Expedito apanhou o chocalho da cascavel e o levou para casa, onde o guardaria, como um troféu. Pegou a cabaça d'água, que deixara no caminho, para ter maior mobilidade na perseguição que empreendeu, e seguiu para casa satisfeito, com o mimo que levava, mas um tanto chateado por não ter conseguido matar o animal peçonhento. De instantes a instantes, como se fosse um menino encantado com o brinquedo que acaba de ganhar, sacudia e contemplava o guizo. O barulho lhe soava como refinada melodia. Pela quantidade de “enrugas” do maracá, tratava-se de cascavel refeita, em plena maturidade, no apogeu de sua força e agilidade. Certamente, uma picada sua era mortal, pois o seu veneno é poderoso e de rápido efeito. Amarrou o guizo numa embira de tucum, em local onde o vento podia sacudi-lo. No silêncio da noite, o chocalhar lhe soava como música de anjo.
No sábado seguinte, ao contar o fato a uns amigos, num botequim de cachaça, localizado no terreiro de uma latada onde acontecia um forró, foi prevenido por um deles para que tomasse cuidado, pois cascavel não perdoava; era animal rancoroso, vingativo, e um dia poderia surpreendê-lo, e lhe armar um bote mortal. Expedito Malaquias não levou a sério a advertência, achando que era apenas uma superstição matuta, como tantas outras, e seguiu sua rotina de lavrador sem nenhuma preocupação, a não ser a de sustentar a mulher e os filhos.

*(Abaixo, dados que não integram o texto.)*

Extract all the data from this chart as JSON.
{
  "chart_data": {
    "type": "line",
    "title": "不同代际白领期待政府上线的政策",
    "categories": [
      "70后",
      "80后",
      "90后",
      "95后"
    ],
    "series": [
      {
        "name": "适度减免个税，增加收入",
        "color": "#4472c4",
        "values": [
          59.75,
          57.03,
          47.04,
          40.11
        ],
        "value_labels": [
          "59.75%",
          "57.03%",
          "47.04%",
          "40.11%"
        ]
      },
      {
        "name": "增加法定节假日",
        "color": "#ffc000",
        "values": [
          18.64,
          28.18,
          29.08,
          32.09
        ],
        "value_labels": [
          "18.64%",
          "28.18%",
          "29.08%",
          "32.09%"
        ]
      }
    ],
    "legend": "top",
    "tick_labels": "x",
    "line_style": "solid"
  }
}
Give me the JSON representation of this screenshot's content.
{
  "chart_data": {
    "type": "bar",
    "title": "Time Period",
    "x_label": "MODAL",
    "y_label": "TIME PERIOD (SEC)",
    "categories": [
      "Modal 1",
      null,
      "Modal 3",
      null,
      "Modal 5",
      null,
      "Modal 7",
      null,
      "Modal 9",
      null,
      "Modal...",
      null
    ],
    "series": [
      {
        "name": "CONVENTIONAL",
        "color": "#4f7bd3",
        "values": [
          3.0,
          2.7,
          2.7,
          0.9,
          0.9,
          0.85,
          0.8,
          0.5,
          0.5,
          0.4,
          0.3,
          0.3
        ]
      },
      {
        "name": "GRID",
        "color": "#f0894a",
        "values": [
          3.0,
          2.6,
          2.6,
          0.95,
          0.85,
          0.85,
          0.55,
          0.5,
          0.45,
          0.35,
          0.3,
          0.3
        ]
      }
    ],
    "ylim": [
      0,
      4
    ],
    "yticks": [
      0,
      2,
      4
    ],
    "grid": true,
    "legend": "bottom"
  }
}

Certo dia, ao se aproximar de sua casa, sentiu uma dor na batata da perna. Imediatamente se lembrou do que dissera o amigo, e logo viu a serpente a seus pés. Num ato instintivo, sacou o facão, que trazia na bainha, e decepou a cabeça da cobra. Desta feita teve a certeza de que ela não mais picaria ninguém, mas, por via das dúvidas, após verificar que ela não tinha a parte final da cauda, que lhe decepara da vez anterior, cortou o seu corpo em várias pedaços, e ainda lhe esmagou o crânio com uma pedra jacaré, encontrada na beira da vereda. Arrancou uma corda que trazia no cofo de palha de carnaúba, e amarrou fortemente a perna esquerda na altura da virilha, em apertado torniquete. Seguiu para casa em passos rápidos.
A mulher conseguiu levá-lo a Barras, a cidade mais próxima, no carro de um vizinho mais próspero. Aplicaram-lhe o antiofídico próprio. Mas o veneno e a falta de circulação provocaram-lhe a temida gangrena, de modo que os médicos acharam por bem amputar-lhe a perna ofendida, que era a esquerda, à altura, quase, da virilha. Diante desse fato, Expedito Malaquias terminou conseguindo aposentar-se por invalidez, passando a receber benefício do INSS. Nunca se queixou da sorte. Ao contrário, dizia mesmo que fora melhor assim. Alardeava que a aposentadoria fora um prêmio, e passou a considerar o guizo pendurado na embira como o seu amuleto da sorte. Sendo preto retinto e gostando de pitar cachimbo, terminou mimoseado com o apelido de Saci, do qual tinha orgulho.